これは、発癌リスクを評価する世界保健機関(WHO)所属組織である国際癌研究機関(IARC)による結論で、IARCは夜間勤務を「発癌性がおそらくある因子(probable carcinogen)」として正式にリストに加えることを予定しているそうです。

夜間勤務と癌の発症率増大とを結びつける生物学的メカニズムについては、夜間に光を浴びることによるメラトニン分泌量の減少が関わっているとする説が最も有力。メラトニンは脳の松果体から分泌されるホルモンで、夜間、暗いときに作られます。さまざまな生理学的システムに作用し、癌抑制遺伝子を含む免疫系にも影響を及ぼしている可能性がある、とのこと。

また、「不眠症の影響は、その人の睡眠習慣により異なる」というものがあります。夜更かしすることが多い人は、早寝を好む人より不眠症のもたらす身体的、精神的苦痛が大きく、また、全体的な睡眠時間は比較的多いにもかかわらず、不眠症に対するストレスの強いことが、スタンフォード大学の睡眠障害クリニックによる研究で明らかになっています。

この研究は、不眠症患者312人を対象に行ったもので、夜更かし群は、早起き群や中間群に比較して、睡眠時間帯にベッドにいない時間が長く、より睡眠不足を感じることが明らかになっています。また、就寝起床習慣に一貫性がなく、不眠症による抑うつ気分やストレスが強かった、とのことです。

こうした睡眠に関する障害が、体にさまざまな影響を与えているといったことが考えられます。睡眠障害に関しては、具体的には以下のようなものがあります。
不眠症とは、平常時と比較して睡眠時間が短くなり、身体や精神に不調が現れる病気です。日本では、およそ5人に1人が悩んでいると言われ、頻度の高い訴えの1つです。睡眠障害の一種で、下記のように4タイプに分かれます。
入眠障害:寝つきが悪く、なかなか眠れない。
中途覚醒:朝起きる時間までに、何度も目が覚める。中高年に多い。
早朝覚醒:朝早く目覚めてしまい、再度眠ることが出来ない。
熟眠障害:十分に睡眠時間はとっているが、眠りが浅く熟眠感が得られない。

臨床的には、これらの組み合わせで不眠が訴えられることも多いようです。

原因としては、身体疾患や身体疾患治療薬によって誘発される不眠症、精神疾患に伴う不眠症、アルコールや睡眠薬乱用などによる不眠症などがあります。中には、睡眠時無呼吸症候群や周期性四肢運動障害、むずむず脚症候群、致死性家族性不眠症などの特殊な不眠症が明らかになってきています。

多いのは精神疾患や、各種身体疾患の順で多いです。

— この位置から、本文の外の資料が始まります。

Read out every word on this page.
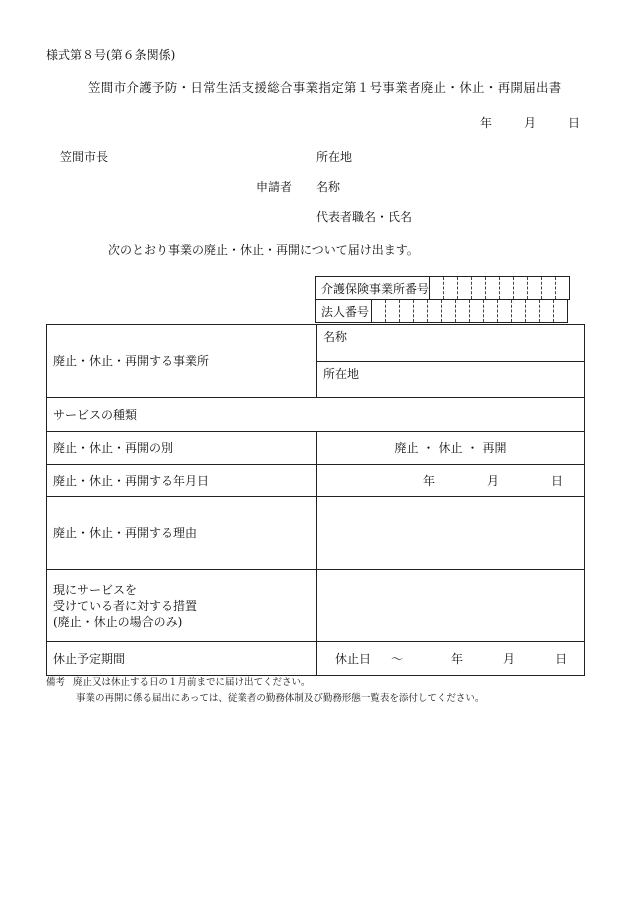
様式第８号(第６条関係)
笠間市介護予防・日常生活支援総合事業指定第１号事業者廃止・休止・再開届出書
年	月	日
笠間市長	所在地
申請者 名称
代表者職名・氏名
次のとおり事業の廃止・休止・再開について届け出ます。
介護保険事業所番号										
法人番号														
廃止・休止・再開する事業所	名称
所在地

サービスの種類	
廃止・休止・再開の別	廃止 ・ 休止 ・ 再開
廃止・休止・再開する年月日	年 月 日
廃止・休止・再開する理由	

現にサービスを
受けている者に対する措置
(廃止・休止の場合のみ)	

休止予定期間	休止日 〜 年 月 日
備考 廃止又は休止する日の１月前までに届け出てください。
事業の再開に係る届出にあっては、従業者の勤務体制及び勤務形態一覧表を添付してください。
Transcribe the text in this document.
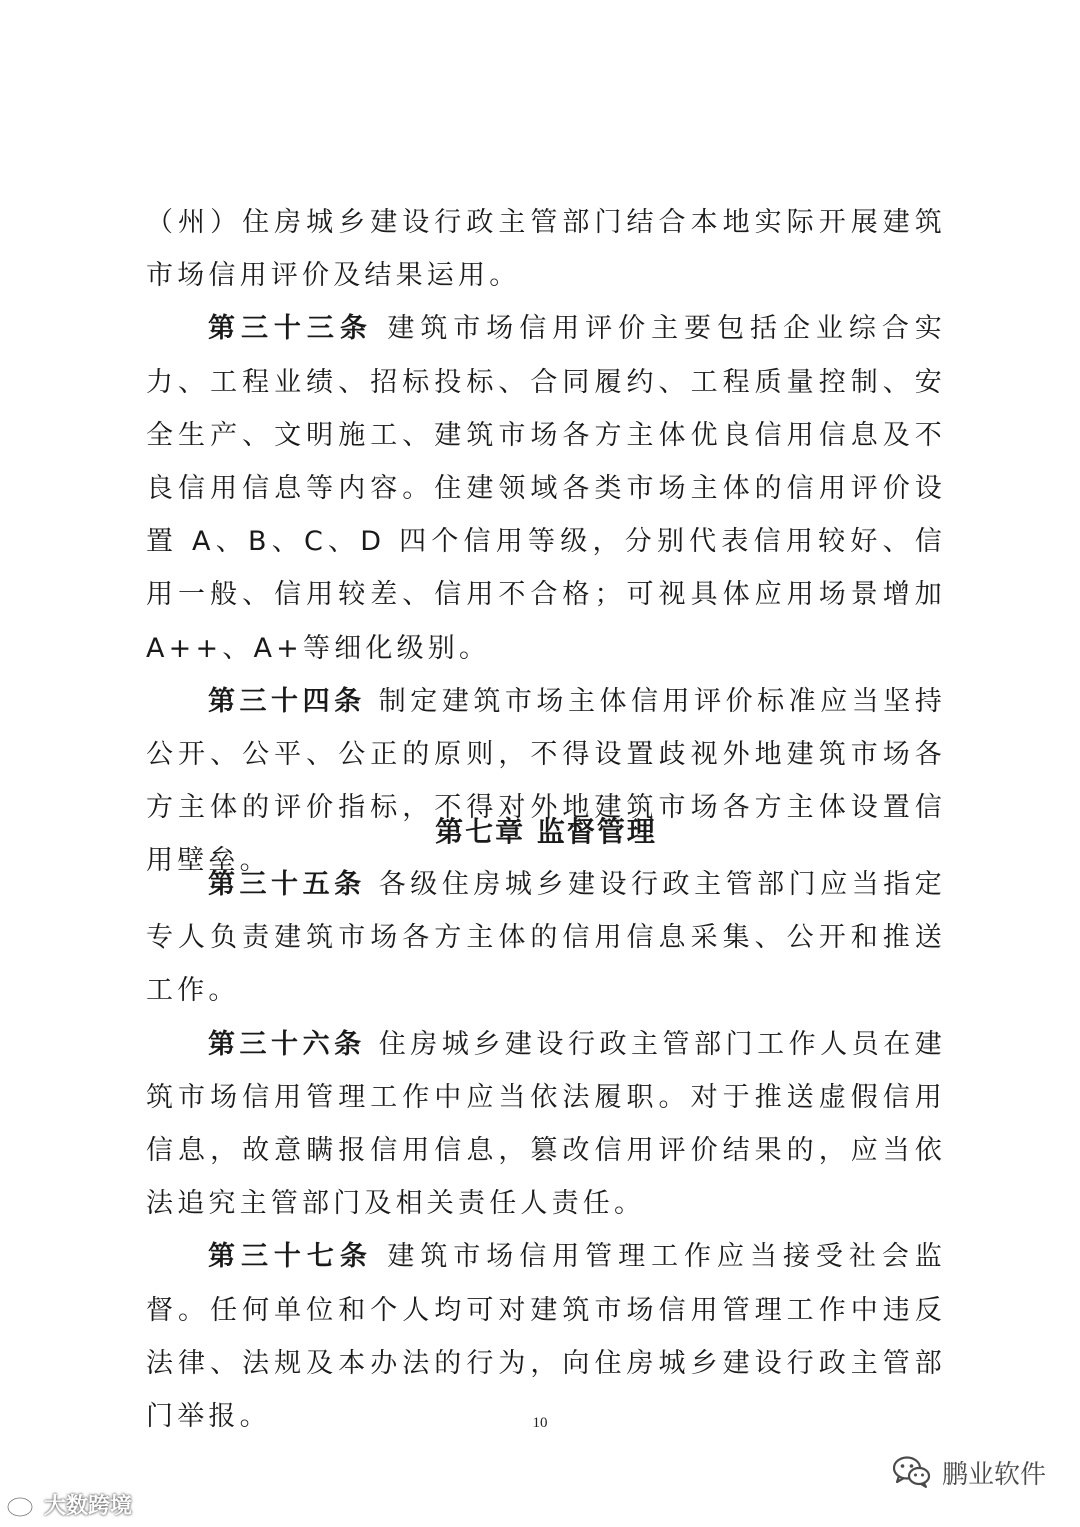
（州）住房城乡建设行政主管部门结合本地实际开展建筑市场信用评价及结果运用。

第三十三条 建筑市场信用评价主要包括企业综合实力、工程业绩、招标投标、合同履约、工程质量控制、安全生产、文明施工、建筑市场各方主体优良信用信息及不良信用信息等内容。住建领域各类市场主体的信用评价设置 A、B、C、D 四个信用等级，分别代表信用较好、信用一般、信用较差、信用不合格；可视具体应用场景增加 A++、A+等细化级别。

第三十四条 制定建筑市场主体信用评价标准应当坚持公开、公平、公正的原则，不得设置歧视外地建筑市场各方主体的评价指标，不得对外地建筑市场各方主体设置信用壁垒。

第七章 监督管理

第三十五条 各级住房城乡建设行政主管部门应当指定专人负责建筑市场各方主体的信用信息采集、公开和推送工作。

第三十六条 住房城乡建设行政主管部门工作人员在建筑市场信用管理工作中应当依法履职。对于推送虚假信用信息，故意瞒报信用信息，篡改信用评价结果的，应当依法追究主管部门及相关责任人责任。

第三十七条 建筑市场信用管理工作应当接受社会监督。任何单位和个人均可对建筑市场信用管理工作中违反法律、法规及本办法的行为，向住房城乡建设行政主管部门举报。	10
大数跨境
鹏业软件
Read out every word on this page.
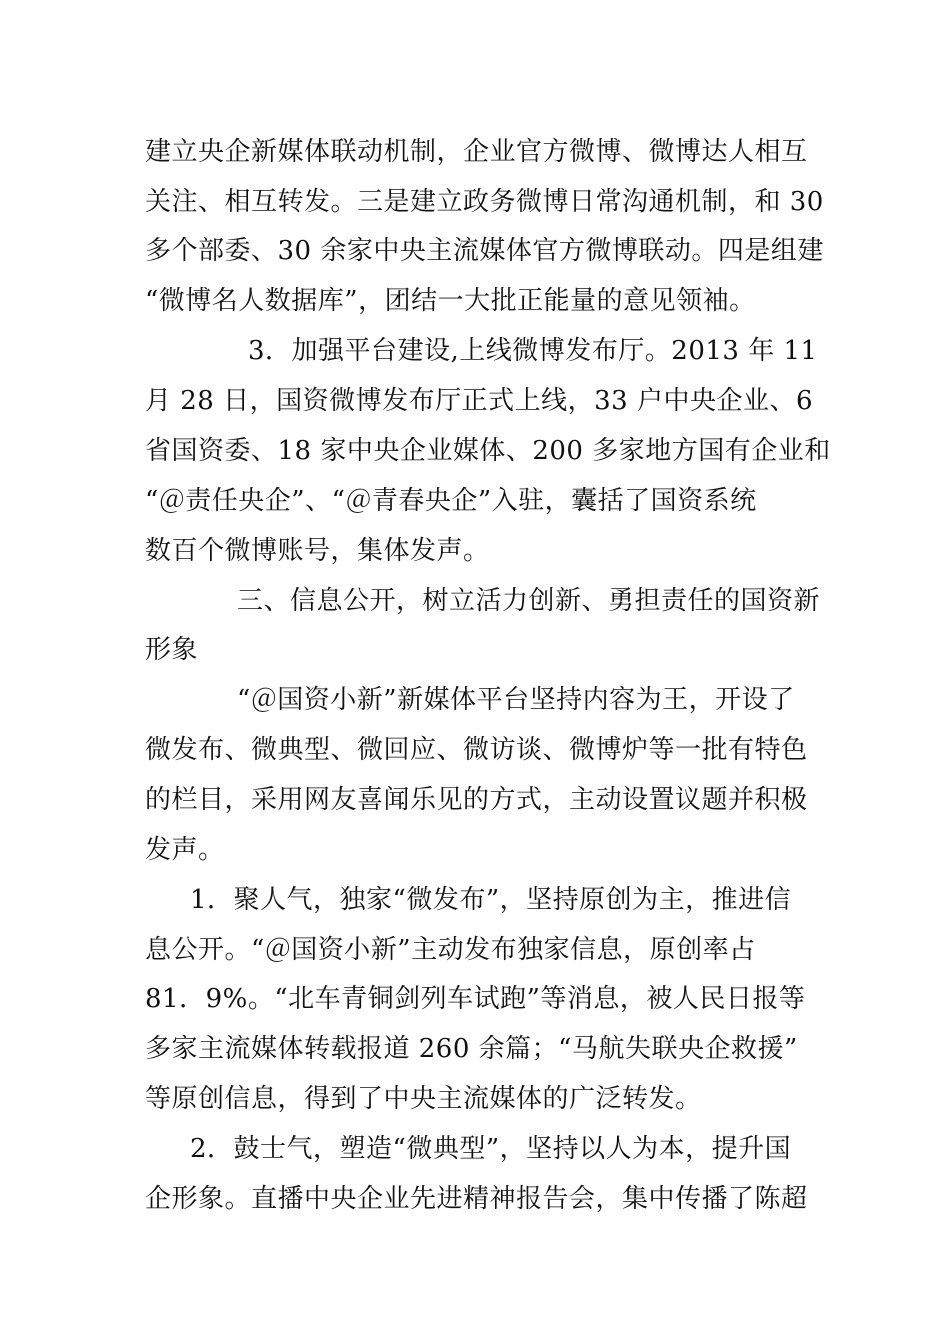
建立央企新媒体联动机制，企业官方微博、微博达人相互
关注、相互转发。三是建立政务微博日常沟通机制，和 30
多个部委、30 余家中央主流媒体官方微博联动。四是组建
“微博名人数据库”，团结一大批正能量的意见领袖。
3．加强平台建设,上线微博发布厅。2013 年 11
月 28 日，国资微博发布厅正式上线，33 户中央企业、6
省国资委、18 家中央企业媒体、200 多家地方国有企业和
“＠责任央企”、“＠青春央企”入驻，囊括了国资系统
数百个微博账号，集体发声。
三、信息公开，树立活力创新、勇担责任的国资新
形象
“＠国资小新”新媒体平台坚持内容为王，开设了
微发布、微典型、微回应、微访谈、微博炉等一批有特色
的栏目，采用网友喜闻乐见的方式，主动设置议题并积极
发声。
1．聚人气，独家“微发布”，坚持原创为主，推进信
息公开。“＠国资小新”主动发布独家信息，原创率占
81．9%。“北车青铜剑列车试跑”等消息，被人民日报等
多家主流媒体转载报道 260 余篇；“马航失联央企救援”
等原创信息，得到了中央主流媒体的广泛转发。
2．鼓士气，塑造“微典型”，坚持以人为本，提升国
企形象。直播中央企业先进精神报告会，集中传播了陈超
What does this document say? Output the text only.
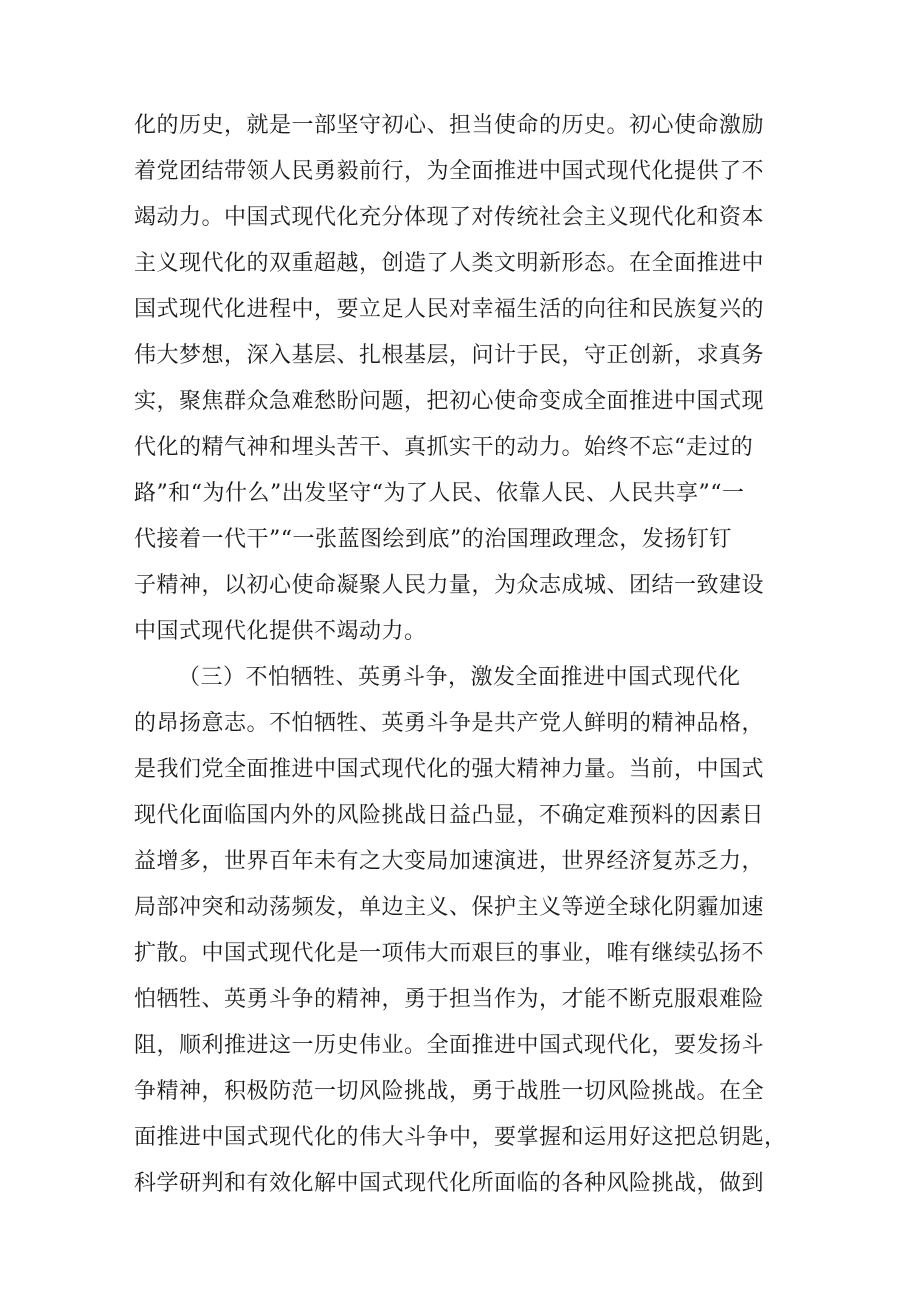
化的历史，就是一部坚守初心、担当使命的历史。初心使命激励
着党团结带领人民勇毅前行，为全面推进中国式现代化提供了不
竭动力。中国式现代化充分体现了对传统社会主义现代化和资本
主义现代化的双重超越，创造了人类文明新形态。在全面推进中
国式现代化进程中，要立足人民对幸福生活的向往和民族复兴的
伟大梦想，深入基层、扎根基层，问计于民，守正创新，求真务
实，聚焦群众急难愁盼问题，把初心使命变成全面推进中国式现
代化的精气神和埋头苦干、真抓实干的动力。始终不忘“走过的
路”和“为什么”出发坚守“为了人民、依靠人民、人民共享”“一
代接着一代干”“一张蓝图绘到底”的治国理政理念，发扬钉钉
子精神，以初心使命凝聚人民力量，为众志成城、团结一致建设
中国式现代化提供不竭动力。
（三）不怕牺牲、英勇斗争，激发全面推进中国式现代化
的昂扬意志。不怕牺牲、英勇斗争是共产党人鲜明的精神品格，
是我们党全面推进中国式现代化的强大精神力量。当前，中国式
现代化面临国内外的风险挑战日益凸显，不确定难预料的因素日
益增多，世界百年未有之大变局加速演进，世界经济复苏乏力，
局部冲突和动荡频发，单边主义、保护主义等逆全球化阴霾加速
扩散。中国式现代化是一项伟大而艰巨的事业，唯有继续弘扬不
怕牺牲、英勇斗争的精神，勇于担当作为，才能不断克服艰难险
阻，顺利推进这一历史伟业。全面推进中国式现代化，要发扬斗
争精神，积极防范一切风险挑战，勇于战胜一切风险挑战。在全
面推进中国式现代化的伟大斗争中，要掌握和运用好这把总钥匙，
科学研判和有效化解中国式现代化所面临的各种风险挑战，做到
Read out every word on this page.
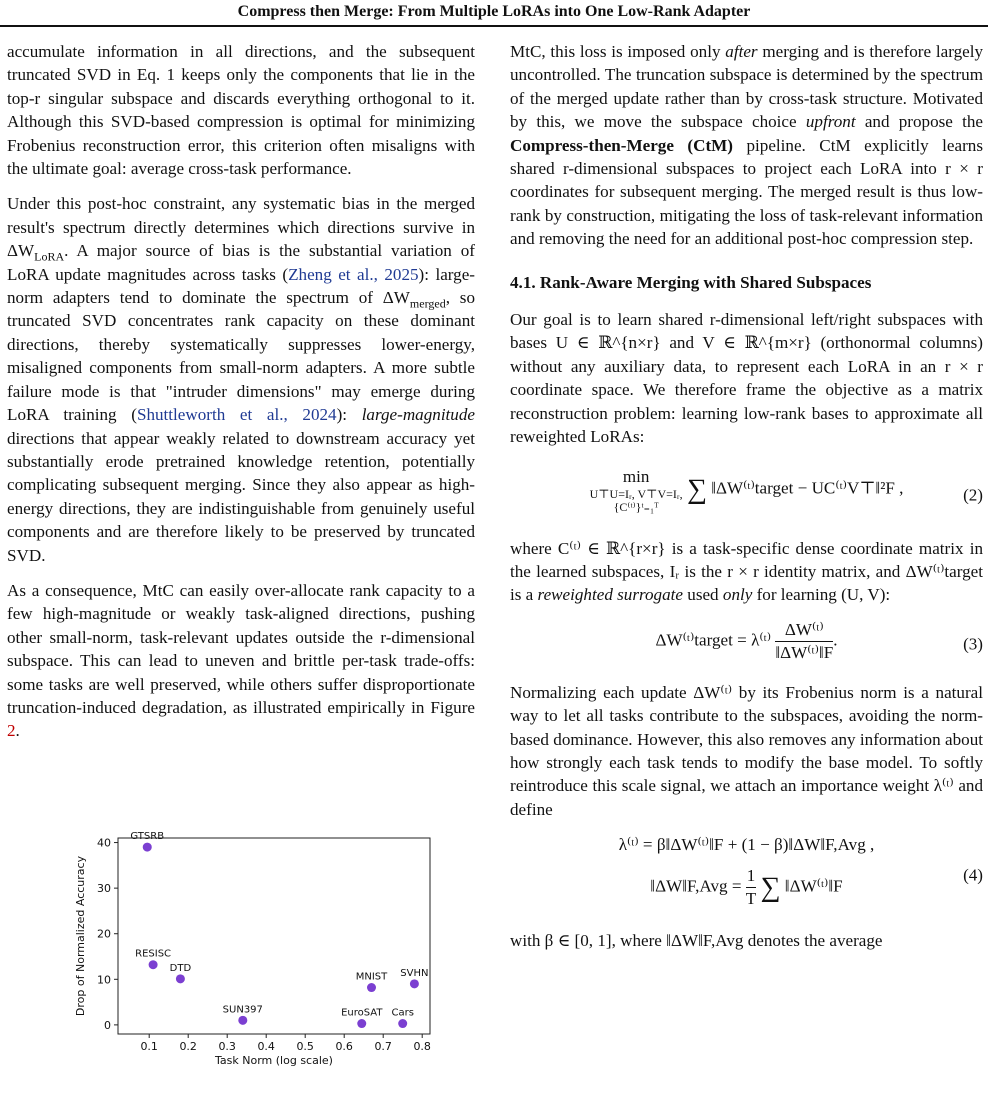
Compress then Merge: From Multiple LoRAs into One Low-Rank Adapter

accumulate information in all directions, and the subsequent truncated SVD in Eq. 1 keeps only the components that lie in the top-r singular subspace and discards everything orthogonal to it. Although this SVD-based compression is optimal for minimizing Frobenius reconstruction error, this criterion often misaligns with the ultimate goal: average cross-task performance.

Under this post-hoc constraint, any systematic bias in the merged result's spectrum directly determines which directions survive in $\Delta W_{LoRA}$. A major source of bias is the substantial variation of LoRA update magnitudes across tasks (Zheng et al., 2025): large-norm adapters tend to dominate the spectrum of $\Delta W_{merged}$, so truncated SVD concentrates rank capacity on these dominant directions, thereby systematically suppresses lower-energy, misaligned components from small-norm adapters. A more subtle failure mode is that "intruder dimensions" may emerge during LoRA training (Shuttleworth et al., 2024): large-magnitude directions that appear weakly related to downstream accuracy yet substantially erode pretrained knowledge retention, potentially complicating subsequent merging. Since they also appear as high-energy directions, they are indistinguishable from genuinely useful components and are therefore likely to be preserved by truncated SVD.

As a consequence, MtC can easily over-allocate rank capacity to a few high-magnitude or weakly task-aligned directions, pushing other small-norm, task-relevant updates outside the r-dimensional subspace. This can lead to uneven and brittle per-task trade-offs: some tasks are well preserved, while others suffer disproportionate truncation-induced degradation, as illustrated empirically in Figure 2.

0.1 0.2 0.3 0.4 0.5 0.6 0.7 0.8
0
10
20
30
40
Task Norm (log scale)
Drop of Normalized Accuracy
GTSRB
RESISC
DTD
SUN397
MNIST
EuroSAT
SVHN
Cars

MtC, this loss is imposed only after merging and is therefore largely uncontrolled. The truncation subspace is determined by the spectrum of the merged update rather than by cross-task structure. Motivated by this, we move the subspace choice upfront and propose the Compress-then-Merge (CtM) pipeline. CtM explicitly learns shared r-dimensional subspaces to project each LoRA into r × r coordinates for subsequent merging. The merged result is thus low-rank by construction, mitigating the loss of task-relevant information and removing the need for an additional post-hoc compression step.

4.1. Rank-Aware Merging with Shared Subspaces

Our goal is to learn shared r-dimensional left/right subspaces with bases U ∈ ℝ^{n×r} and V ∈ ℝ^{m×r} (orthonormal columns) without any auxiliary data, to represent each LoRA in an r × r coordinate space. We therefore frame the objective as a matrix reconstruction problem: learning low-rank bases to approximate all reweighted LoRAs:

min
U⊤U=Iᵣ, V⊤V=Iᵣ,
{C⁽ᵗ⁾}ᵗ₌₁ᵀ
∑ ‖ΔW⁽ᵗ⁾target − UC⁽ᵗ⁾V⊤‖²F ,	(2)

where C⁽ᵗ⁾ ∈ ℝ^{r×r} is a task-specific dense coordinate matrix in the learned subspaces, Iᵣ is the r × r identity matrix, and ΔW⁽ᵗ⁾target is a reweighted surrogate used only for learning (U, V):

ΔW⁽ᵗ⁾target = λ⁽ᵗ⁾ $\frac{\text{ΔW⁽ᵗ⁾}}{\text{‖ΔW⁽ᵗ⁾‖F}}$ .	(3)

Normalizing each update ΔW⁽ᵗ⁾ by its Frobenius norm is a natural way to let all tasks contribute to the subspaces, avoiding the norm-based dominance. However, this also removes any information about how strongly each task tends to modify the base model. To softly reintroduce this scale signal, we attach an importance weight λ⁽ᵗ⁾ and define

λ⁽ᵗ⁾ = β‖ΔW⁽ᵗ⁾‖F + (1 − β)‖ΔW‖F,Avg ,
‖ΔW‖F,Avg = $\frac{1}{T}$ ∑ ‖ΔW⁽ᵗ⁾‖F
(4)

with β ∈ [0, 1], where ‖ΔW‖F,Avg denotes the average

うつ病の早朝覚醒や熟眠感の欠如は、うつ病の部分症状としてよく知られています。

実は不眠症の中に、うつ病などの病気が背景に隠されている恐れがあります。うつ病では、中途覚醒が特徴的で、何度も夜中に起きてしまう、といった方や、心配事が気になって眠っていられない、といったことがある方は、ご注意下さい。

診断では問診が重要であり、健康なときの睡眠パターンと睡眠病歴、睡眠環境、心理的ストレスやライフイベント(近しい人が亡くなったなど)、昼間覚醒時のパフォーマンス(日中眠くて仕方がないなど)、合併する身体疾患と常用薬物、飲酒習慣、肥満度、不安関連症状、抑うつ関連症状など、多くの項目を調べていくことが重要となります。

その後、自記式質問紙の回答や睡眠日誌などをつけることも重要です。身体疾患に伴う睡眠障害を除外するため、一般的な血液検査や、睡眠状態の評価をするため、終夜睡眠ポリグラフィ、体温リズムの評価などが行われることもあります。

治療としては、睡眠薬(ベンゾジアゼピン系・非ベンゾジアゼピン系薬剤)の処方などが行われますが、睡眠障害のタイプの違いによって、作用時間の異なるもの(超短時間型,短時間型,中間型,長時間型)を使い分けます。他にも、抗うつ薬や不眠に対する不安や緊張が強い場合には精神療法を行う必要がある場合もあります。

不眠で悩まれている方は、一度、精神科などを訪れてみてはいかがでしょうか。